Jun. 21—MERRIMAC — A local nonprofit organization continues to expand, thanks to a $100,000 grant from the Cummings Foundation.

The Shared Living Collaborative was founded in 2007 to support young people and adults with developmental disabilities and mental health issues.

The Merrimac-based organization now offers day and residential programs at the former Strand Theater in downtown Amesbury and operates a carpentry center at its 20-acre produce farm in Georgetown where clients learn farming and customer service.

The collaborative also maintains a retirement farm for older animals in West Newbury and supports roughly 40 youths with complex challenges in state Department of Children and Families-funded therapeutic foster homes as well as 110 adults in shared living settings.

"We have grown very quickly," Executive Director Daniela Morse said. "We also offer dog training, therapeutic riding and sportsmanship."

The organization continues to grow and Morse was eyeing the former Chuck Patti Training Center on Birchmeadow Road in Merrimac for a therapeutic riding program when she was approached by someone who told her she should apply for the Cummings Foundation $25 Million Grant Program.

Cummings Foundation Executive Director Joel Swets said in a written statement that his Woburn-based commercial real estate company's grant program aims to help meet the needs of nonprofit organizations in all segments of the company's communities in Middlesex, Essex and Suffolk counties.

"It is the incredible organizations that we fund, however, that do the actual daily work to empower our neighbors, educate our children, fight for equity and so much more," Swets said.

A Cummings Foundation spokesperson added that the organization is based on volunteer support and the Shared Living Collaborative was recently awarded a $100,000 grant to be paid out in $25,000 increments over four years.

"They are really looking at innovative ideas that nonprofits have within the northeastern region," Morse said. "This was the first time that we had applied and we got it. The application was due in January and we celebrated the award last week."

Morse said the grant will be used to create a nature discovery horseback riding and walking trail at the newly named Stoloff Farm on Birchmeadow Road that she purchased last year.

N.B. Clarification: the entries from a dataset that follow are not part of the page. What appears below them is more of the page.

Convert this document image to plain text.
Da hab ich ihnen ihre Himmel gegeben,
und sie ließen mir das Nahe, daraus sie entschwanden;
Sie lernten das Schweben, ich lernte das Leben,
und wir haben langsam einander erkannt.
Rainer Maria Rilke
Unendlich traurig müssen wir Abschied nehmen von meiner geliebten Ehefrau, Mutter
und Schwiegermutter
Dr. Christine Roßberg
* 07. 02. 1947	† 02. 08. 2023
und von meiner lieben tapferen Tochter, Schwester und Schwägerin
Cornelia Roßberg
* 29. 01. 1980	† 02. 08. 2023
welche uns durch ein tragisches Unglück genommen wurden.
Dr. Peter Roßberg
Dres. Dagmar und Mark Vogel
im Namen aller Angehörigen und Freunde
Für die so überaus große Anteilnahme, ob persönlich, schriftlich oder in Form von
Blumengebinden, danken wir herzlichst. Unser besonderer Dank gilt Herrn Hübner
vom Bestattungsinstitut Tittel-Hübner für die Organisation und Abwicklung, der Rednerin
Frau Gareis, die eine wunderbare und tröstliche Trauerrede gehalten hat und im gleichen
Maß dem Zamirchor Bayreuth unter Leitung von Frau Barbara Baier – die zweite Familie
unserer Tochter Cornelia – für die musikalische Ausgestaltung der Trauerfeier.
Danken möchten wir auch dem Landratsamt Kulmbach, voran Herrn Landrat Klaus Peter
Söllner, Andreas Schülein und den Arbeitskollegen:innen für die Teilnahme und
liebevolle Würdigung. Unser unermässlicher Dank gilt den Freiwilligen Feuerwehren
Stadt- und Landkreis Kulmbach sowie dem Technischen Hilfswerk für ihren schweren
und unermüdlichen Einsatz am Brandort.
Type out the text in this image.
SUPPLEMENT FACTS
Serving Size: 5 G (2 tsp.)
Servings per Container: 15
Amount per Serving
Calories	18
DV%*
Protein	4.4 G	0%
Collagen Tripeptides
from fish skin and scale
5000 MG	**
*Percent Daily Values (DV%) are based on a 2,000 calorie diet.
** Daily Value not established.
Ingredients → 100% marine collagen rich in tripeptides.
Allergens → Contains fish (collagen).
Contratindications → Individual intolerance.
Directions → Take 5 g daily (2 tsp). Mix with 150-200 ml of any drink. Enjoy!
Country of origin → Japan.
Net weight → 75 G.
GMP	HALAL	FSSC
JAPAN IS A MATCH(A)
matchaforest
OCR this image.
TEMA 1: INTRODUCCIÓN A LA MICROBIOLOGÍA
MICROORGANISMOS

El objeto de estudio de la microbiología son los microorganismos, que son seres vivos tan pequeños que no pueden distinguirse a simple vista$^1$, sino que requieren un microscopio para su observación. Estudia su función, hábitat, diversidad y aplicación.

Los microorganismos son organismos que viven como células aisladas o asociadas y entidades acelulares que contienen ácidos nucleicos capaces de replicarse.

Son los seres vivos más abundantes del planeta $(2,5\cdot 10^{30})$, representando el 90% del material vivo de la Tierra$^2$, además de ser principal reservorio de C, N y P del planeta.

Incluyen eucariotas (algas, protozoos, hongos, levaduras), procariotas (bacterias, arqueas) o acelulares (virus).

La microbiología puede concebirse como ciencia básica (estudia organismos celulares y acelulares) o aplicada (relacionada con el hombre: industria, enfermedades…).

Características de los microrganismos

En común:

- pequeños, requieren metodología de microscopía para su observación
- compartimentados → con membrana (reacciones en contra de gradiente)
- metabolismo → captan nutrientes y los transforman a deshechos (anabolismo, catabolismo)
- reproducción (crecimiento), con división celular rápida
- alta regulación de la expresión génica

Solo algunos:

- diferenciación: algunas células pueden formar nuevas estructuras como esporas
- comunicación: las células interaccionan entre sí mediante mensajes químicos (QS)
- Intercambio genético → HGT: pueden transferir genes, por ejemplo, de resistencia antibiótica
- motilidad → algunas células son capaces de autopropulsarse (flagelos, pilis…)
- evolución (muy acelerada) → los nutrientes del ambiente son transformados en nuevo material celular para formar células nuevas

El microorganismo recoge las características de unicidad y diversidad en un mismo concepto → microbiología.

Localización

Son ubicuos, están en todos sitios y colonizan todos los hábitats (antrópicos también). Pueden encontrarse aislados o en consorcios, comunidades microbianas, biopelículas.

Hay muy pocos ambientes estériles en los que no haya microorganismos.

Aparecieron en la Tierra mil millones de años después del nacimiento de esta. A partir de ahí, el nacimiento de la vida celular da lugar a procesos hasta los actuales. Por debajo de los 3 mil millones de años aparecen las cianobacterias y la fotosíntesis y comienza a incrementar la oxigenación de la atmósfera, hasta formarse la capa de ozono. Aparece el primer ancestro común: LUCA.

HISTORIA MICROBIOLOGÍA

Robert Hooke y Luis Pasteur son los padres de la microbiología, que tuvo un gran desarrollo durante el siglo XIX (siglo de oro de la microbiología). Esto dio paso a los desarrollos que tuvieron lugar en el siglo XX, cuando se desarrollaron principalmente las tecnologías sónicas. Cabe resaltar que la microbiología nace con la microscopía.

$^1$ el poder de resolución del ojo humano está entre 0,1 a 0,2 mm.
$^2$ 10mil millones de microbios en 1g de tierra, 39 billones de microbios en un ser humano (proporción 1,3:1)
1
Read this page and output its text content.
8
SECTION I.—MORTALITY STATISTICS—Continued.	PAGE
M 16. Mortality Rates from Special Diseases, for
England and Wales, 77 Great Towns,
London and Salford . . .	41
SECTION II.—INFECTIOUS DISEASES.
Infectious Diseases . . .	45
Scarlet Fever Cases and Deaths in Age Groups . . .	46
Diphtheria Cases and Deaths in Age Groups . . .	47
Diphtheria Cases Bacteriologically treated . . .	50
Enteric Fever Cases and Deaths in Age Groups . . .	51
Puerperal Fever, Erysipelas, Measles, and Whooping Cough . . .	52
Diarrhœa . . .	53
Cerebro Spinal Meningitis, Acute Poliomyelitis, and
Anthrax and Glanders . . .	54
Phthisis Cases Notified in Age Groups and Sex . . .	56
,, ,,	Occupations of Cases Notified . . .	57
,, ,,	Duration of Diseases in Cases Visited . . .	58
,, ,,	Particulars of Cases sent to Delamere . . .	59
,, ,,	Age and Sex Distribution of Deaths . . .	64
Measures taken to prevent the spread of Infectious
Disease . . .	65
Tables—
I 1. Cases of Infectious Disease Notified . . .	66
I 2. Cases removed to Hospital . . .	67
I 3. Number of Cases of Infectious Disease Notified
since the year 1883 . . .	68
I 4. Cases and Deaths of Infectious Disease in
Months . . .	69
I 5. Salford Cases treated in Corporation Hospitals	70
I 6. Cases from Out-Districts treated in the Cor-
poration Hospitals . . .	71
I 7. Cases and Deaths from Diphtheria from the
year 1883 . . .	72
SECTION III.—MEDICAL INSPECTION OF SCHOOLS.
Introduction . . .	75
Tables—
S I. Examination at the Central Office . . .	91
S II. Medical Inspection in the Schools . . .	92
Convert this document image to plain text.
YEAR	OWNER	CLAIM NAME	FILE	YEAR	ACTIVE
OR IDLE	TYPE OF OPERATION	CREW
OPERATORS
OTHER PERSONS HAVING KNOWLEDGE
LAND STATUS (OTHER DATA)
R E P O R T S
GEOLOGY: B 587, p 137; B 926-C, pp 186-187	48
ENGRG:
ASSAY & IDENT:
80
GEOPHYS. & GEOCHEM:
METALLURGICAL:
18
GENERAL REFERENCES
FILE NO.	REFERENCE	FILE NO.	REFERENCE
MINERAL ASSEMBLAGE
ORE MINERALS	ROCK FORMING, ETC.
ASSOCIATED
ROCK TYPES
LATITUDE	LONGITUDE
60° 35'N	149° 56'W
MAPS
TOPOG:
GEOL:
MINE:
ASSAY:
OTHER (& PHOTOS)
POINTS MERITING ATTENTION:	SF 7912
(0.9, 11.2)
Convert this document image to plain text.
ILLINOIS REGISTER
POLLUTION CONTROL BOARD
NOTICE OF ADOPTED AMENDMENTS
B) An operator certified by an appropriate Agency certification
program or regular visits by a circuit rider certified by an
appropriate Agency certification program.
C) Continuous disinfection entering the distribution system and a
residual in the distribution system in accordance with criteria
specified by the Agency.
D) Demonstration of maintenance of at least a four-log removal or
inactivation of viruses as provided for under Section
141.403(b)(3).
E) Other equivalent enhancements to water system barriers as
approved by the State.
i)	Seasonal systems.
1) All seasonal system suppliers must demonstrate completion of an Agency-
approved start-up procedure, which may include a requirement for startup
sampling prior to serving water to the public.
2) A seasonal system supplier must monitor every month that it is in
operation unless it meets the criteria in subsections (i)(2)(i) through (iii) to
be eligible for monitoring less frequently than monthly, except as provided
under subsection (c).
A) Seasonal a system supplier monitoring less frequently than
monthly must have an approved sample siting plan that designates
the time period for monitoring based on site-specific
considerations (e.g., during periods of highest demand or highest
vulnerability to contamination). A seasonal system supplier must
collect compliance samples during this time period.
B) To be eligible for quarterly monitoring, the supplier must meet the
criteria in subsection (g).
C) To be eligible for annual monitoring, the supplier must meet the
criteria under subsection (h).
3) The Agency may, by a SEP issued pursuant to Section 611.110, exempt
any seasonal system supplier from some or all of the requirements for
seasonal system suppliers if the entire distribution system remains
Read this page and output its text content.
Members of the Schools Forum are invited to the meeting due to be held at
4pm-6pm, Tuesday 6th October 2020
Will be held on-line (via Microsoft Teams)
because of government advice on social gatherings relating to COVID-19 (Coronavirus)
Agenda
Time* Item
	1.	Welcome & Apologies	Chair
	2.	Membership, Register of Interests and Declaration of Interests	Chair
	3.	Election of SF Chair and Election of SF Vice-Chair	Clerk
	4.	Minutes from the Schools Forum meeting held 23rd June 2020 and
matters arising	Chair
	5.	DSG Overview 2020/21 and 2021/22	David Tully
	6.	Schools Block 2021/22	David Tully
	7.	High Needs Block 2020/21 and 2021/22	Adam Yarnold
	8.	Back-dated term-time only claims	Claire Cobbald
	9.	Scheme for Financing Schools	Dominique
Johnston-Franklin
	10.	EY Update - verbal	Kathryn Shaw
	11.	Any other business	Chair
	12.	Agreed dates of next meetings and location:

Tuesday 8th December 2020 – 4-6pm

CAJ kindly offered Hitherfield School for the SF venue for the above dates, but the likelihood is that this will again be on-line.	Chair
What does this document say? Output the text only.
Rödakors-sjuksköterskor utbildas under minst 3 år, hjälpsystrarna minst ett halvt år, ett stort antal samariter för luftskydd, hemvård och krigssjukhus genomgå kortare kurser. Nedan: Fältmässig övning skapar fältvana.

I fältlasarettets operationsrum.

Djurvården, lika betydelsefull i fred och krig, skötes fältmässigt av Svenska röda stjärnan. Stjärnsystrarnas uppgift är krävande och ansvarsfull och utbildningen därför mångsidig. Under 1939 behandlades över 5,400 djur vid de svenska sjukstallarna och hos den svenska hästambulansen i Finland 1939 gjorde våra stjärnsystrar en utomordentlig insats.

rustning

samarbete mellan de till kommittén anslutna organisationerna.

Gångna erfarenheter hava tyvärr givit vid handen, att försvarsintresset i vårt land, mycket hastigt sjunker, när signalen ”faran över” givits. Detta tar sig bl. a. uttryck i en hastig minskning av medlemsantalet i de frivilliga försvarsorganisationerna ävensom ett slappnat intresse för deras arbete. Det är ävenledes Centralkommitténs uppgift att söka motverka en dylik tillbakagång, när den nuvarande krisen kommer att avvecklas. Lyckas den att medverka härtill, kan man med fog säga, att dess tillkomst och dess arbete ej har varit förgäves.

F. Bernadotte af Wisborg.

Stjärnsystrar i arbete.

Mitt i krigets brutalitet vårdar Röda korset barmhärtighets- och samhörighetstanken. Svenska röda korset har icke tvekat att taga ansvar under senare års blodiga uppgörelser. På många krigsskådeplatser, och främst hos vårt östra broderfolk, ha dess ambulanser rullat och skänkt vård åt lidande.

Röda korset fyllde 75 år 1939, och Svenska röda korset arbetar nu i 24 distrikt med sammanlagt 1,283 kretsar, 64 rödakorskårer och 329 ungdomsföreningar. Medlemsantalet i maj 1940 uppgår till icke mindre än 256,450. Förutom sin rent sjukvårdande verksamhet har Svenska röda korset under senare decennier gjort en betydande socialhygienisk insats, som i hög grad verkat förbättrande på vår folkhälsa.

"We just bought the farm, so we don't have the sign up yet," Morse said. "Animal-assisted activities are crucial to much of what we do. We also just got 10 very adorable Nubian goat babies that we bottle feed. So animals are really important to us."

Morse also said she hopes to turn the farm into a community resource.

"We would like to invite people who might take joy in the trail to utilize it," Morse said. "We would especially like to see kids with disabilities. We want to be a resource to towns, families and neighborhoods."